扉の隙間から灯りが漏れているのに気がついたレッタは、先程よりは遠慮なく扉を開けた。
「…あの子、居なくなってるね。」
部屋に入るなり、挨拶もなく話始めるレッタ。
「そうだな。先程、私の所には寄ったが。」
当然のように話を返すキルトランス。
「そうなんだ…。やっぱり『そう』なのかな?」
二人のやり取りを見るからに、どうやらレッタが出奔する事を予見していたようであった。
話は今日の昼間に遡る。
実はイルシュが昼間に部屋でごろごろと悩んでいる間に、三人は自警団本部へ向かっていた。
「あれ。絶対何か隠してるわよね。」
隠し事をされているのが不満そうにレッタが言う。彼女はなんだかんだ言いながらも、自分を慕ってくれているイルシュに対して悪感情はないのだ。
「何でしょう…。いつもとは隠している内容が違うような気がいたします。もっと深刻な…。」
イルシュの身を案じてか、心配そうに呟くアリア。彼女もまた、イルシュが本質的に悪人ではない事を分かっているために心配をしている。
「少し調べておく方が良さそうだな。」
キルトランスの提案で情報収集のために酒場に向かう三人。
彼からすれば、監視役である彼女が何かを隠しているのは不安要素として大きい。もし原因があるのならばそれを知っておきたい部分もあった。
だが三人が北の山の果実園亭に向かうと、情報は拍子抜けするほどにあっさりと手に入った。

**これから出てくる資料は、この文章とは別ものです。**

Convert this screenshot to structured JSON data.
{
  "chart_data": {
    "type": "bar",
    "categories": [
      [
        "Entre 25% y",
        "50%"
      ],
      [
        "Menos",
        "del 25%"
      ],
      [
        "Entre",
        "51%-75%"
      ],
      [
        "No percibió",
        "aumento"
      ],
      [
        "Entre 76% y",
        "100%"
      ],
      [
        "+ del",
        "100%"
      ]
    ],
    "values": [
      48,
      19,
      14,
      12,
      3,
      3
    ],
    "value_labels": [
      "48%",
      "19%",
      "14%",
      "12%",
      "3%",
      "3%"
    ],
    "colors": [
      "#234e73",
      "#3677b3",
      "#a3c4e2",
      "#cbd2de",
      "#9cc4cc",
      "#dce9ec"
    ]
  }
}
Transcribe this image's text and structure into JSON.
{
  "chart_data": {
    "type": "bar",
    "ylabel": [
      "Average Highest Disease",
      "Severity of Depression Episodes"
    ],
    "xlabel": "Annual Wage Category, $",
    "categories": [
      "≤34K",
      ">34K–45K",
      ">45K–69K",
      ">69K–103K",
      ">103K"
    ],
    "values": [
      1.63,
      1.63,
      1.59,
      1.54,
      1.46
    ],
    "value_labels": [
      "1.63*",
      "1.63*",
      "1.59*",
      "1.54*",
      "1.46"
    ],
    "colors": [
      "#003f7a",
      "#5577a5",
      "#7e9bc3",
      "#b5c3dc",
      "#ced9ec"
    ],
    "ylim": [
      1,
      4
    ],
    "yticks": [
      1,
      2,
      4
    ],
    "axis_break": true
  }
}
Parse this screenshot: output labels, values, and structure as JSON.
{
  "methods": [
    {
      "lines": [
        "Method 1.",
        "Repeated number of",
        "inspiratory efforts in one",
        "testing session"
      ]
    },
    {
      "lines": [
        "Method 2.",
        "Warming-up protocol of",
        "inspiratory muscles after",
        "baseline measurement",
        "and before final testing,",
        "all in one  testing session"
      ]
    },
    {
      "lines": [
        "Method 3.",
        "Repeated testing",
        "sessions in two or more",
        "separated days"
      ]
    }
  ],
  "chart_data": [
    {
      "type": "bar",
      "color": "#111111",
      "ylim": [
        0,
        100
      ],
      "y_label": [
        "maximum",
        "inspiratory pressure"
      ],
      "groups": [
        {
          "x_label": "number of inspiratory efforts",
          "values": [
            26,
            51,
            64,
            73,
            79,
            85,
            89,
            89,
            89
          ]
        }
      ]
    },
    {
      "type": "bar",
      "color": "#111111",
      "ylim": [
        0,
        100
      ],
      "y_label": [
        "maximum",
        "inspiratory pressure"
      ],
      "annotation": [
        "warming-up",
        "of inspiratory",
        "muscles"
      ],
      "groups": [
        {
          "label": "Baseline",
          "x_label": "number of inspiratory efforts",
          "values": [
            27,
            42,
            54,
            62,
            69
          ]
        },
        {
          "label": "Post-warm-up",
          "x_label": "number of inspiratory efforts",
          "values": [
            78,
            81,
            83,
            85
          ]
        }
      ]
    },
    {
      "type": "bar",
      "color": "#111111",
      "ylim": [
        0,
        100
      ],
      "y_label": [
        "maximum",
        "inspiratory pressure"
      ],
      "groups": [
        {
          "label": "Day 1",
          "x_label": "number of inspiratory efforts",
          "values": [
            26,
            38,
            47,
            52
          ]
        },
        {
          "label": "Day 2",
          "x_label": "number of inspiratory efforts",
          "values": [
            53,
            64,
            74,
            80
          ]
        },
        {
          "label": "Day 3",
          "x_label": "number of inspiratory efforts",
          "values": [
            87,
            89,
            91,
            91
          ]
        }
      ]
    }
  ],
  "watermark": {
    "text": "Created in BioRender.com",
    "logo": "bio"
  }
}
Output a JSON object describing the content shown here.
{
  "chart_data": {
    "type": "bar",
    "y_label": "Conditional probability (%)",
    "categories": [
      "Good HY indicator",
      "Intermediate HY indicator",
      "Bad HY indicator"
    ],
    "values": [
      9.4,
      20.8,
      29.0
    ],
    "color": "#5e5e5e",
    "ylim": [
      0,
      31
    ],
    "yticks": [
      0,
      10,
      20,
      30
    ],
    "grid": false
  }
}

「ああ、そりゃミナレバの軍に何やら動きがあるからだろうねぇ。」
昨日行商から帰ってきたノノロラが、昼間から酒を呑んで酔っていた。良い商いができたのか上機嫌で、食卓の食べ物もいつもよりは豪華であった。
そしてそのご相伴に預かるジャルバ団長も赤ら顔である。もはや日常と化し、何とも思わなくなった少女達は当たり前のように円卓を囲んで話を聞いた。
各国の諜報部がどんなに暗躍しようと、商人達にはそれを上回る情報網がある。
軍を動かすとなれば、必ず物資は動く。そうなれば利にさとい商人達が嗅ぎ付けないわけが無いのだ。
ではなぜ国家は諜報員として商人を使わないのかと言えば、彼らは利益さえあれば敵味方関係なく商売をしてしまうからだ。
とにもかくにも、イルシュの必死の隠蔽工作はほとんど無意味であり、彼女が動くであろう可能性は事前にキルトランス達には気付かれていたのであった。
「ただ、けっこうな数のエンチャントの補充が出たらしいね。」
もっと早く知っていれば「おこぼれ」に預かれたのに、と悔しがるノノロラが酒をあおる。
すると赤ら顔のジャルバ団長の瞳がスッと細くなった。
「マジポが大量に必要になる事態となれば、ガヴィーター帝国との戦いか…」
グラスに残った酒を一気にあおる。
「…そうじゃなけりゃ、龍退治…か?」
彼の言葉に一同が静まる。
不穏な言葉ではあるが、可能性としては無くはないのだ。
イルシュが定期的に駐屯地に報告書を送っていたことは全員知っていた。ノノロラも一度だけ送配を頼まれたことがあった。
もちろん内容までは知るべくもないが、少なくとも下らない日記でないことは確かであろう。そうなればキルトランスや村の状況は軍部、ひいては帝国中枢に知られていてもおかしくはない。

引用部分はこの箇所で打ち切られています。